We have released version 0.4 of IDPS-ESCAPE on GitHub.

Risk-aware Anomaly Detection-based Automated Response
The IDPS-ESCAPE team is excited to announce a major update to the RADAR subsystem, delivering new SOAR capabilities for automated threat detection and response in modern Security Operations Centers (SOCs).
This release introduces three new RADAR detection scenarios:
- Suspicious Login Detection: Identifies anomalous login behavior, such as access from unusual locations or times.
- DDoS Detection: Monitors for traffic spikes indicative of Distributed Denial-of-Service attacks.
- C2 Malware Communication: Flags covert traffic patterns linked to command-and-control servers.

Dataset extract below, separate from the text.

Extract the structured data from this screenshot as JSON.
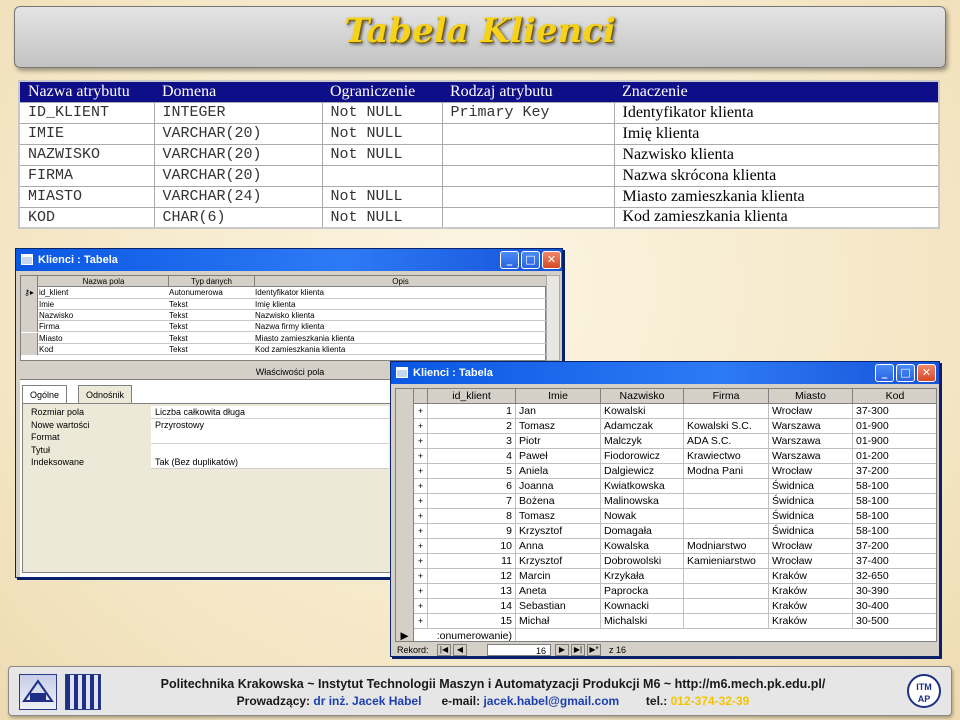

To support these scenarios, the update includes an automated RADAR Test Framework powered by Ansible. This framework streamlines deployment, attack simulation, data ingestion, and statistical evaluation—making it easier to test and validate detection strategies.
Also new:
- An Experiment Evaluation Module for computing precision, recall, and other performance metrics.

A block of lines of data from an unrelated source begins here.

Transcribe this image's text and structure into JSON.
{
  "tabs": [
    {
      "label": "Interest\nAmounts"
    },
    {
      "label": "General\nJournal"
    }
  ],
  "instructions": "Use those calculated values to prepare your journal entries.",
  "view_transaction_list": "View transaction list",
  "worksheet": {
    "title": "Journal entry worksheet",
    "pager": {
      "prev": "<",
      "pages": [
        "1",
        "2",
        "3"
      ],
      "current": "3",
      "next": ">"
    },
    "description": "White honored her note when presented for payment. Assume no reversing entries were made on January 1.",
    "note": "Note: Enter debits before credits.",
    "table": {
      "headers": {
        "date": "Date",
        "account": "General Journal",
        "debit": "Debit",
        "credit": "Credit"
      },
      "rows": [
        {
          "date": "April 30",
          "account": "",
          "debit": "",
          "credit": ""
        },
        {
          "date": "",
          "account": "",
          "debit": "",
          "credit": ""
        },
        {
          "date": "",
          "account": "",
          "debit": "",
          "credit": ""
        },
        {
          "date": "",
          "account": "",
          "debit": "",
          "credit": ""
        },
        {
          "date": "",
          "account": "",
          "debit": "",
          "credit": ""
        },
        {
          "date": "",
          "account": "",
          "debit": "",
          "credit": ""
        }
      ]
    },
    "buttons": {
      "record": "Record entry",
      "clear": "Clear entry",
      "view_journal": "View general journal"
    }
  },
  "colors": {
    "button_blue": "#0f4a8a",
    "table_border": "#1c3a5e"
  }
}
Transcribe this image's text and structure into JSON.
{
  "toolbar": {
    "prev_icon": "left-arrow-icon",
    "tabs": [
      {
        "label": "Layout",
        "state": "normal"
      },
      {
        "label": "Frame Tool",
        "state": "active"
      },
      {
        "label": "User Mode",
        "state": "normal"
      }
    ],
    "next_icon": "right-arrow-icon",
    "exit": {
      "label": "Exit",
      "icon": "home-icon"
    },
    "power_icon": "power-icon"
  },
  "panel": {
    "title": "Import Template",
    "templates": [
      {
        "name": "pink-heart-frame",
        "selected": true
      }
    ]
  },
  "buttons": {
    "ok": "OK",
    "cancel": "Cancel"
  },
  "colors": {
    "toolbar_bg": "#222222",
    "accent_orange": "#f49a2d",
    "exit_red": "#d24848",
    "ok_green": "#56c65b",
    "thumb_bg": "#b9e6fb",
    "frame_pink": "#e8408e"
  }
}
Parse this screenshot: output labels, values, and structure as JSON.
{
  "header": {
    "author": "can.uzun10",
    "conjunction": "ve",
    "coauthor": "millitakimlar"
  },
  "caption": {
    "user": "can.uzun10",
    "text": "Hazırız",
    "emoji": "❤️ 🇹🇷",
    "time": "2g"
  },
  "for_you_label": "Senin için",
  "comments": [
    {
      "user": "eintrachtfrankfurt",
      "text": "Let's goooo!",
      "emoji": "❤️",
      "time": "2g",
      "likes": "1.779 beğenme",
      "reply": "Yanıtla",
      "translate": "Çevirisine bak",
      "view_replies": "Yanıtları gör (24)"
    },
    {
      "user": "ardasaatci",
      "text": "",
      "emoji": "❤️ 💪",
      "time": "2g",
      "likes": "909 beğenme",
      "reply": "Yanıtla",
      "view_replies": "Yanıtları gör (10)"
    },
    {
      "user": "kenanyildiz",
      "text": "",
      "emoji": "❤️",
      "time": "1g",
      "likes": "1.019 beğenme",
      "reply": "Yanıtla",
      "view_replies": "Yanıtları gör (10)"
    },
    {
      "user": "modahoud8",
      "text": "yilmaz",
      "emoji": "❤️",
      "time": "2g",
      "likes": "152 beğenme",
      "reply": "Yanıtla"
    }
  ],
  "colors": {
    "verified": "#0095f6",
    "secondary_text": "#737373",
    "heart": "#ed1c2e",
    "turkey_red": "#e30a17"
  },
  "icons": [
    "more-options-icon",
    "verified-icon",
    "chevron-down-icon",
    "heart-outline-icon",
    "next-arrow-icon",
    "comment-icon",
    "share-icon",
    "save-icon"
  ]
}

- Curated Datasets for benchmarking RADAR experiments.
- Infrastructure-as-Code (IaC) deployment scripts for Wazuh server and agents, enabling rapid and reproducible setup.
This release builds on the hybrid anomaly detection approach combining ADBox’s deep learning models with the Robust Random Cut Forest (RCF) algorithm via OpenSearch, offering resilience against adversarial interference and false positives.

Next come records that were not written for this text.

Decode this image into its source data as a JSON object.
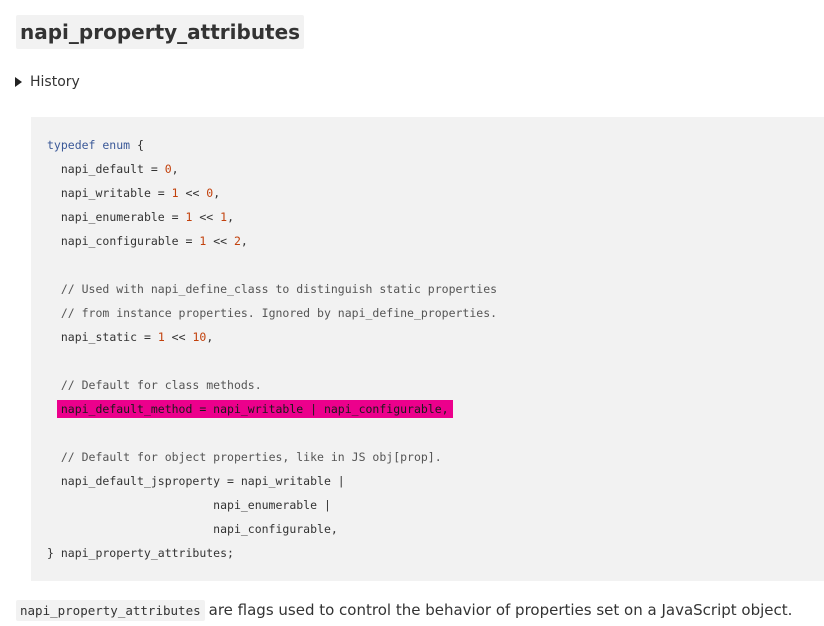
{
  "section": {
    "title": "napi_property_attributes",
    "history_label": "History"
  },
  "code": {
    "line1_kw": "typedef enum",
    "line1_rest": " {",
    "line2_name": "napi_default",
    "line2_eq": " = ",
    "line2_val": "0",
    "line2_end": ",",
    "line3_name": "napi_writable",
    "line3_eq": " = ",
    "line3_a": "1",
    "line3_op": " << ",
    "line3_b": "0",
    "line3_end": ",",
    "line4_name": "napi_enumerable",
    "line4_eq": " = ",
    "line4_a": "1",
    "line4_op": " << ",
    "line4_b": "1",
    "line4_end": ",",
    "line5_name": "napi_configurable",
    "line5_eq": " = ",
    "line5_a": "1",
    "line5_op": " << ",
    "line5_b": "2",
    "line5_end": ",",
    "comment1": "// Used with napi_define_class to distinguish static properties",
    "comment2": "// from instance properties. Ignored by napi_define_properties.",
    "line6_name": "napi_static",
    "line6_eq": " = ",
    "line6_a": "1",
    "line6_op": " << ",
    "line6_b": "10",
    "line6_end": ",",
    "comment3": "// Default for class methods.",
    "highlighted_line": "napi_default_method = napi_writable | napi_configurable,",
    "comment4": "// Default for object properties, like in JS obj[prop].",
    "line7": "napi_default_jsproperty = napi_writable |",
    "line8": "napi_enumerable |",
    "line9": "napi_configurable,",
    "line10": "} napi_property_attributes;"
  },
  "description": {
    "code_term": "napi_property_attributes",
    "text": "are flags used to control the behavior of properties set on a JavaScript object."
  },
  "colors": {
    "highlight": "#ec008c",
    "code_background": "#f2f2f2",
    "number": "#c2410c",
    "keyword": "#3b5998"
  }
}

Explore the full release and documentation on GitHub.
Roadmap
- Adding new reusable RADAR and ADBox use case scenarios;
- Hybridizing RADAR scenarios: AD + signature-based detection;
- Combining classical AD with deep learning, in our case: RRCF + MTAD-GAT;
- SATRAP engine integration for advanced real-time CTI on a system security graph combined with world CTI;
- OpenTRICK asset dependency conversion to a SATRAP system security graph;
- OpenTide integration;
- Interconnecting ADBox and RADAR;
- ADBox: add support for categorical features;
- ADBox: add automatic (online) retraining (policy-based, e.g. schedule, custom criteria, etc.);
- Stabilizing the current implementation and improving its resilience/fault tolerance, especially when it comes to dealing with missing and ill-formed raw data.